I'm a physics student, and work with lasers every day (I specialize in Atomic, Molecular, and Optical physics). None are near the power levels one would expect of a weaponized laser, but I have a good idea of the physics which would be involved.
As was mentioned previously, the laser beam itself would make no noise so long as it did not ionized the air. Whether or not that would happen would primarily be dependent on the chemical makeup of the air and the wavelength of the laser.
It seems to me that there is physical justification for pretty much every laser sound that has been proposed, and all could co-exist in the same TU, which is the way it is IMTU. Some lasers might have electronic sounds, others might have it suppressed or eliminated. Some models of laser will make glowing beams or cracking sounds if certain materials are present in the air in significant amounts.

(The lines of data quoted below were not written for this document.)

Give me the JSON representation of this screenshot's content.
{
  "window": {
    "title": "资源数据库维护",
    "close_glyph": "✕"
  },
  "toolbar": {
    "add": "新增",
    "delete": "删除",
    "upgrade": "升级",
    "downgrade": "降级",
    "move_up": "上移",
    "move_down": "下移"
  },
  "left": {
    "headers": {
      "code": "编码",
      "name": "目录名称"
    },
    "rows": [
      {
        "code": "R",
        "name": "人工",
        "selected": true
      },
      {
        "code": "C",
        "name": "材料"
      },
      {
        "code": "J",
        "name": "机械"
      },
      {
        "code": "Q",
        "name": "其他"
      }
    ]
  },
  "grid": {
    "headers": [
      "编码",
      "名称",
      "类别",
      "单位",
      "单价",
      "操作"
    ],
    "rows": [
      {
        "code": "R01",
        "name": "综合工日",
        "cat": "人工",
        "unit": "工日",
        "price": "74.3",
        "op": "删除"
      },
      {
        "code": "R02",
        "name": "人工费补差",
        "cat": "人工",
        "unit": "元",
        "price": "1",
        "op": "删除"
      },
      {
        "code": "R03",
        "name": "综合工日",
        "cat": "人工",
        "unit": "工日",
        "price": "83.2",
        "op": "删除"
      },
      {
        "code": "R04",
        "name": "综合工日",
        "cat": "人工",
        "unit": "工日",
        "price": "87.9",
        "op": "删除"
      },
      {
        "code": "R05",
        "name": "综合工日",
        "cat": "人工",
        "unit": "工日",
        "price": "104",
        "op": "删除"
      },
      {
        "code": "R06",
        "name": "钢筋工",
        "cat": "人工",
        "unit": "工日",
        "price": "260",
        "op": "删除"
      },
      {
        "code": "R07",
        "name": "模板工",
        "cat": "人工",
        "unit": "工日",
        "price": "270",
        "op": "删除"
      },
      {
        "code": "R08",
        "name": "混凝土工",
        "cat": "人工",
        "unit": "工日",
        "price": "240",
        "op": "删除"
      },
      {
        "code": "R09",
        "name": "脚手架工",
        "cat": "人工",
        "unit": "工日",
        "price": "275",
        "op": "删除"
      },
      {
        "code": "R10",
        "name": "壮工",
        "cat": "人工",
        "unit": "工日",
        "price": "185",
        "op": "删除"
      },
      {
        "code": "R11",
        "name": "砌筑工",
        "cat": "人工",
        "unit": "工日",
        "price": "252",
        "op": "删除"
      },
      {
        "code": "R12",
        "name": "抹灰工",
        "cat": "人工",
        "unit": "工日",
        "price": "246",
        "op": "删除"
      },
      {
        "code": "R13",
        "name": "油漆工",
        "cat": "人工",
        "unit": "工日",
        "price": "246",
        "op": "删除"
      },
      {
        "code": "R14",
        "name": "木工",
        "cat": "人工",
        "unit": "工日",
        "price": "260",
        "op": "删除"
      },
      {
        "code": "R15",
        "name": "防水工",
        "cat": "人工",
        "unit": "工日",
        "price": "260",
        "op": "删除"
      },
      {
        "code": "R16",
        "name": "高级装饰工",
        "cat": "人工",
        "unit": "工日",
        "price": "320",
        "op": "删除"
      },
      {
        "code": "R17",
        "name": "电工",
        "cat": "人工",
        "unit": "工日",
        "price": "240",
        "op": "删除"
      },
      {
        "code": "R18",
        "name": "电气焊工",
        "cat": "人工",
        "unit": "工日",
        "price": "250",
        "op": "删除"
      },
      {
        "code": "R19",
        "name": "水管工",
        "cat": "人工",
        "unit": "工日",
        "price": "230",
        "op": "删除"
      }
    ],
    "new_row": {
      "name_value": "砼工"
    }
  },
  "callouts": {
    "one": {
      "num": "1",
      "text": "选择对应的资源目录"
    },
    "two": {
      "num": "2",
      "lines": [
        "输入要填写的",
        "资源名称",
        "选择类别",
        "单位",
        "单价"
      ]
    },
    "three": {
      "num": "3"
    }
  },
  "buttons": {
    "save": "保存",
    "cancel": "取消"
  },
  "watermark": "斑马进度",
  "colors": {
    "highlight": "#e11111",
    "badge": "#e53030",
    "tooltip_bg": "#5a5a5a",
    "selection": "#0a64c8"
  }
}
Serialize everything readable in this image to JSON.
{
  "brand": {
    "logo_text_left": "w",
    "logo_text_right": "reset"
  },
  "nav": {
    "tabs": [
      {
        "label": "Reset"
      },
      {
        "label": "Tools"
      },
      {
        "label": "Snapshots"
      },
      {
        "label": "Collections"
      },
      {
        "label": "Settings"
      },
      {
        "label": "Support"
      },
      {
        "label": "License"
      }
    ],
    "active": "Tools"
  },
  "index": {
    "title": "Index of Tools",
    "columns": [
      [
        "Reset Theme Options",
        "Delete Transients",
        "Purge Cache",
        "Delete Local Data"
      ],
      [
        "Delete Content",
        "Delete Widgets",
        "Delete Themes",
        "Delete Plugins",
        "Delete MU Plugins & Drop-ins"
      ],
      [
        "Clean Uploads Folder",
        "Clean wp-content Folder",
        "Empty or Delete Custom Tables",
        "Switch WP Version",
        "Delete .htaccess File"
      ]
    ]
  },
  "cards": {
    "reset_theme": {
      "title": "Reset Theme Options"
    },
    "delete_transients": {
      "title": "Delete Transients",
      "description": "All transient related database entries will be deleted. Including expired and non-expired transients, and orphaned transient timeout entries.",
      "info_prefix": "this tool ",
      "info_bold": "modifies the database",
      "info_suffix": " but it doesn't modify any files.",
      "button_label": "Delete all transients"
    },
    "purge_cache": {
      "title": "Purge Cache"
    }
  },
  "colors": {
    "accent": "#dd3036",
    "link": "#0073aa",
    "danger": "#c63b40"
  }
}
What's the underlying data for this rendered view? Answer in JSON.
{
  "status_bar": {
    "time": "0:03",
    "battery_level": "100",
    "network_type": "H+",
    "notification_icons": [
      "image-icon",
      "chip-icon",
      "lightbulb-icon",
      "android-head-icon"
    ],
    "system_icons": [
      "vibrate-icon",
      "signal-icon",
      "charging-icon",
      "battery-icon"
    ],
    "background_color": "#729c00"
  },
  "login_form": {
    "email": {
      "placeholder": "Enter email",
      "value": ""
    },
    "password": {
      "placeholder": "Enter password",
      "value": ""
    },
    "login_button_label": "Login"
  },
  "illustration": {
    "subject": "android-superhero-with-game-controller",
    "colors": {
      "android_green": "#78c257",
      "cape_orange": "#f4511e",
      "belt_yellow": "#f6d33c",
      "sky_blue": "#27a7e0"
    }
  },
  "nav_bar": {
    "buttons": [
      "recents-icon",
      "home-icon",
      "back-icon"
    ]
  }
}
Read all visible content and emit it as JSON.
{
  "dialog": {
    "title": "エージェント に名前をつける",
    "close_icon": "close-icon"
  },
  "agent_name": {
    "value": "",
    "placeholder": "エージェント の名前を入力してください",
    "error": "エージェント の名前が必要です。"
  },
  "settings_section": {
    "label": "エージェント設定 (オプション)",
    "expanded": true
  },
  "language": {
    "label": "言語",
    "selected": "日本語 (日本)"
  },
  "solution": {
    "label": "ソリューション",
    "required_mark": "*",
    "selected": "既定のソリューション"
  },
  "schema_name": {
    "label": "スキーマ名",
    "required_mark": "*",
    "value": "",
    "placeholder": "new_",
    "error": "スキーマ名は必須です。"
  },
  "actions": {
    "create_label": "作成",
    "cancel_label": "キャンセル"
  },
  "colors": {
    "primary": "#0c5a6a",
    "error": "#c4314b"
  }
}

Relatively low-tech or low-quality laser guns would likely be lacking in adaptive optics (too expensive/hard to make) reducing their effectiveness at range, would have loud electronics and probably glow, crack, and lose power if used in the presence of several somewhat uncommon air contaminants due to a poor wavelength selection and a large spectral width.
On the other hand, if you have the money and technology, you can get noise-suppressed electronics, adaptive optics, including adaptive focusing, and an adjustable wavelength to eliminate any interactions with the air. Or to encourage them if that's what you want, I suppose.
Not that the beam of an x-ray laser will pretty much always be invisible and silent, as x-rays are not absorbed by atomic electrons, and nuclear interactions are highly unlikely, as the nucleus is much smaller than the whole atom.*
Also, IMTU, lasers are rarely a standard-issue combat weapon or otherwise used with any great frequency, mostly being used as stealth/sniper weapons, since the delicate optics of a laser system with adaptive optics would be damaged easily in a combat environment. And I'm not talking about just broken or shattered: at the kind of laser powers one would want to use for a laser being shot at an armored target, tiny defects can severely distort the beam, and medium size ones can lead to catastrophic failures. Even things which don't damage the lens itself can ruin the lens coatings with potentially exciting consequences.
Yeah, lasers are a pretty detailed and fully-fleshed-out weapon system IMTU. I really enjoy lasers, and my group can never have enough ways to modify and personalize their weapons, so it works out pretty well.
*I suppose for a REALLY high-powered x-ray laser, the consequences of scatterings and other such interactions could become visible. I haven't done the math, but I'm inclined to think that man-portable lasers would likely not touch such a power level.